Breaking the ‘Accept Everything’ Trap
“In today’s market, the pressure to accept more freight is intense, but accepting the wrong freight creates downstream problems,” said Daniel Powell, CEO of Optimal Dynamics, in a release.
“Carriers don’t just need automation; they need a system that understands their network and proactively works to improve it,” he explained.
Scale makes smarter decisions earlier in the order lifecycle, where imbalance and profit erosion often begin.

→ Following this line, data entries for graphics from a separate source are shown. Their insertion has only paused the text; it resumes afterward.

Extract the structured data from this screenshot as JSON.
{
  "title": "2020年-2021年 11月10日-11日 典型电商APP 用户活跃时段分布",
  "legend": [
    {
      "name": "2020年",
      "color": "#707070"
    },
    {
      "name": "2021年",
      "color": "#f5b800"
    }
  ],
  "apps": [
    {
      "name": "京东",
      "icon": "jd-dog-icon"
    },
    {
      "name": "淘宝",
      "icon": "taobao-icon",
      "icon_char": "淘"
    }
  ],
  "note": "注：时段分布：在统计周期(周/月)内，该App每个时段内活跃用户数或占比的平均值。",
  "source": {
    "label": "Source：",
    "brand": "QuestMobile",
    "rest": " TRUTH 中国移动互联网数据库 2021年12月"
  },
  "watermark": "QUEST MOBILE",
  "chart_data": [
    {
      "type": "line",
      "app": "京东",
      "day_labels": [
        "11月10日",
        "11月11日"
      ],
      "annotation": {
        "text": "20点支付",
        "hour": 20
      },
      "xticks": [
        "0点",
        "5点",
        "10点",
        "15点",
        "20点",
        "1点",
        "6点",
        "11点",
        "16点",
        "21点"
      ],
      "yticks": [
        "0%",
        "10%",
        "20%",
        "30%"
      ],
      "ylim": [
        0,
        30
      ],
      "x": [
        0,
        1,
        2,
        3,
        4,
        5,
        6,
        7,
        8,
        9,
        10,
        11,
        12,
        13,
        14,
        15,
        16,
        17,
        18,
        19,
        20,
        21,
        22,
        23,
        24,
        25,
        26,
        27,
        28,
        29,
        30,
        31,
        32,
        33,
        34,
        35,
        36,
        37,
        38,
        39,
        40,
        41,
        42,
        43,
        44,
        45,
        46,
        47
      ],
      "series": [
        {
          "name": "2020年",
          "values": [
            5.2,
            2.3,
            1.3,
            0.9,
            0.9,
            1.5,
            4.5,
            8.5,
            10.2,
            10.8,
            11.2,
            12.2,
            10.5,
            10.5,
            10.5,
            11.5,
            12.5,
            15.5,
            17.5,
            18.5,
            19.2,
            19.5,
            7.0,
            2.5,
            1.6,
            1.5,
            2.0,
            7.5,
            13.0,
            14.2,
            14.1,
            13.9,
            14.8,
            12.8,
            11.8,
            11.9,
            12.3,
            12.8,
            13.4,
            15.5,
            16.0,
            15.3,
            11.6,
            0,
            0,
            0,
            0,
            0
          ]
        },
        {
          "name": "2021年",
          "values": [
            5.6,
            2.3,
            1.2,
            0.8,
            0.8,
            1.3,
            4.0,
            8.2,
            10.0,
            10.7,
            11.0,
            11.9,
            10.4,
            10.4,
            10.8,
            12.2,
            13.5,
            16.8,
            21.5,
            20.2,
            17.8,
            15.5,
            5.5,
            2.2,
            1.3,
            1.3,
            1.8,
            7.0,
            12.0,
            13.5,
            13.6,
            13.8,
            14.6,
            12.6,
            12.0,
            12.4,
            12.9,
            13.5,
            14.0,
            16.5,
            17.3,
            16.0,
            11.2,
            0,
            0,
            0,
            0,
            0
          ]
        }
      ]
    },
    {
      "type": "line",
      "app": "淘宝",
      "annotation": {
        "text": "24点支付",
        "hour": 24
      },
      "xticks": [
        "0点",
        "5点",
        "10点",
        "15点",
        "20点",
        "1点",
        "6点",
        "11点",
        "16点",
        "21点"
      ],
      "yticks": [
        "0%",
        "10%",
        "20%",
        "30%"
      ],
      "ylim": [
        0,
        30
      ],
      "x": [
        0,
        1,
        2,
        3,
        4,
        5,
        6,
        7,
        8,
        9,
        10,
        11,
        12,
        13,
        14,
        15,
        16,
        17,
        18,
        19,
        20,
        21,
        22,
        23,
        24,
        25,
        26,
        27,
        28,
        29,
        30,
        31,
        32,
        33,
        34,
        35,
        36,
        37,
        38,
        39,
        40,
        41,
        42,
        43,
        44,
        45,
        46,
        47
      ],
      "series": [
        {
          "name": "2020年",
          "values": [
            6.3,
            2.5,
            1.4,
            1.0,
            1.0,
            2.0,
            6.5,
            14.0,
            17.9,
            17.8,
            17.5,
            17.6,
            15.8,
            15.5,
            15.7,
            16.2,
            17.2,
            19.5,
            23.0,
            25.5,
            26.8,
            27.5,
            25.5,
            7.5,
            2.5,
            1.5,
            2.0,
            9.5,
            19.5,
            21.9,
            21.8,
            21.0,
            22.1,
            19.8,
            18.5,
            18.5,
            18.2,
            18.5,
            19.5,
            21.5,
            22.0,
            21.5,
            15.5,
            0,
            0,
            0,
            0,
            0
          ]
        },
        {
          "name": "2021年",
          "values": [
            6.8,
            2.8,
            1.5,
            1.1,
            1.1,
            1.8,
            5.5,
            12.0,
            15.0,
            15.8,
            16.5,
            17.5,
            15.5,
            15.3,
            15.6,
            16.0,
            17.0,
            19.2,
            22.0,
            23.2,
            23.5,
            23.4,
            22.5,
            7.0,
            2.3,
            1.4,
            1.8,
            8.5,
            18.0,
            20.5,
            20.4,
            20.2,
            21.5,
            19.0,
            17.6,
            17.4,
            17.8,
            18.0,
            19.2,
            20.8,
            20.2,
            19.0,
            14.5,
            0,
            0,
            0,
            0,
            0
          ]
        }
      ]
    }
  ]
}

Autonomously Sourcing, Negotiating, or Declining Loads
Optimal Dynamics’ core optimization engine continuously evaluates opportunities across the entire network. In parallel, the Atlas agentic layer executes the necessary actions by autonomously sourcing, negotiating, or declining freight at scale.
“Instead of our team chasing opportunities manually,” said Michael McGovern, chief operating officer at Leonard’s Express, “we expect Scale’s agents to aggregate freight from many places, act autonomously, and secure the loads that align with our network strategy without us having to intervene on every decision.”